ROCm / tensorflow-upstream

TensorFlow ROCm port
https://tensorflow.org
Apache License 2.0
688 stars 95 forks source link

ELMo nan training, works with nvidia #660

Open twuebi opened 5 years ago

twuebi commented 5 years ago

System information

Describe the current behavior Training an RNN for sequence labeling on top of ELMo (https://github.com/allenai/bilm-tf) produces nan loss. The same model runs fine on an Nvidia RTX5000.

Confirmed on:

Describe the expected behavior No nans.

Code to reproduce the issue My dataset is not publicly available, I've put together a reproducer with freely available data (taken from https://github.com/UniversalDependencies/UD_German-GSD). With my own data the nan loss occurs after 3 steps, with this dataset after the first step. The RTX5000 does not produce nans for both datasets. (ELMo weights taken from https://github.com/t-systems-on-site-services-gmbh/german-elmo-model nan also occurs with my own trained weights)

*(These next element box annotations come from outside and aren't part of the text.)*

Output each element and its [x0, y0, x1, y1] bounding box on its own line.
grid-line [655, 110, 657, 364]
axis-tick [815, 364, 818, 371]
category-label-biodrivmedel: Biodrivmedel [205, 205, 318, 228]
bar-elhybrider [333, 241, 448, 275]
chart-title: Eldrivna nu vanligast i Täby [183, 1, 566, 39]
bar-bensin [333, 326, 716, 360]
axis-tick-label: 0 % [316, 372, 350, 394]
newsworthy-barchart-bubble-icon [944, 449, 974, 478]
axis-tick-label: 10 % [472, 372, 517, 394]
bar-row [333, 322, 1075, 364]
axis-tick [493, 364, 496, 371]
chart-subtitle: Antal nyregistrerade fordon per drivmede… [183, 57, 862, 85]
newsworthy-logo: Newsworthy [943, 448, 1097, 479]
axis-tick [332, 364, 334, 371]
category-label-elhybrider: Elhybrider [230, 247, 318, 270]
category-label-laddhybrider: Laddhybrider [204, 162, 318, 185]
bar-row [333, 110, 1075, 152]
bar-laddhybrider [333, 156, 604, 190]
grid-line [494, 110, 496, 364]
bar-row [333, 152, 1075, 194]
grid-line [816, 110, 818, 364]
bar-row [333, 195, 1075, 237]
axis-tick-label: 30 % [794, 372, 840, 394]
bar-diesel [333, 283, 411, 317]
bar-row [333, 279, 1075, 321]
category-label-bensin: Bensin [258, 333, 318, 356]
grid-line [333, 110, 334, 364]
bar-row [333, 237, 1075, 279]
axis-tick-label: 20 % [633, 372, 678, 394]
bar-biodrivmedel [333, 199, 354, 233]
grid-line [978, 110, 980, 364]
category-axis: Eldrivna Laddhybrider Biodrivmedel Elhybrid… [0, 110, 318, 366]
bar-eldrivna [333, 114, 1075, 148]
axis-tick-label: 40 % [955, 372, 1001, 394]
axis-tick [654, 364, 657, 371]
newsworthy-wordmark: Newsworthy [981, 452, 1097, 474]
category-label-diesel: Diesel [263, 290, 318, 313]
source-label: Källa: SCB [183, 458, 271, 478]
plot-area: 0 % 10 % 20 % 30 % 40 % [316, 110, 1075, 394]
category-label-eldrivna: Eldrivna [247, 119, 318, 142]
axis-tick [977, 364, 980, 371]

$ git clone https://github.com/allenai/bilm-tf.git
$ cd bilm-tf
$ python setup.py install

Download this archive (336MB)

$ tar -xzf nan_elmo.tar.gz
$ python nan.py dev_ud.conll

Output is:

number_of_batch loss

You should see the nan after the first batch.

sunway513 commented 5 years ago

Thank you @twuebi , I will try to repro this issue locally and update you here.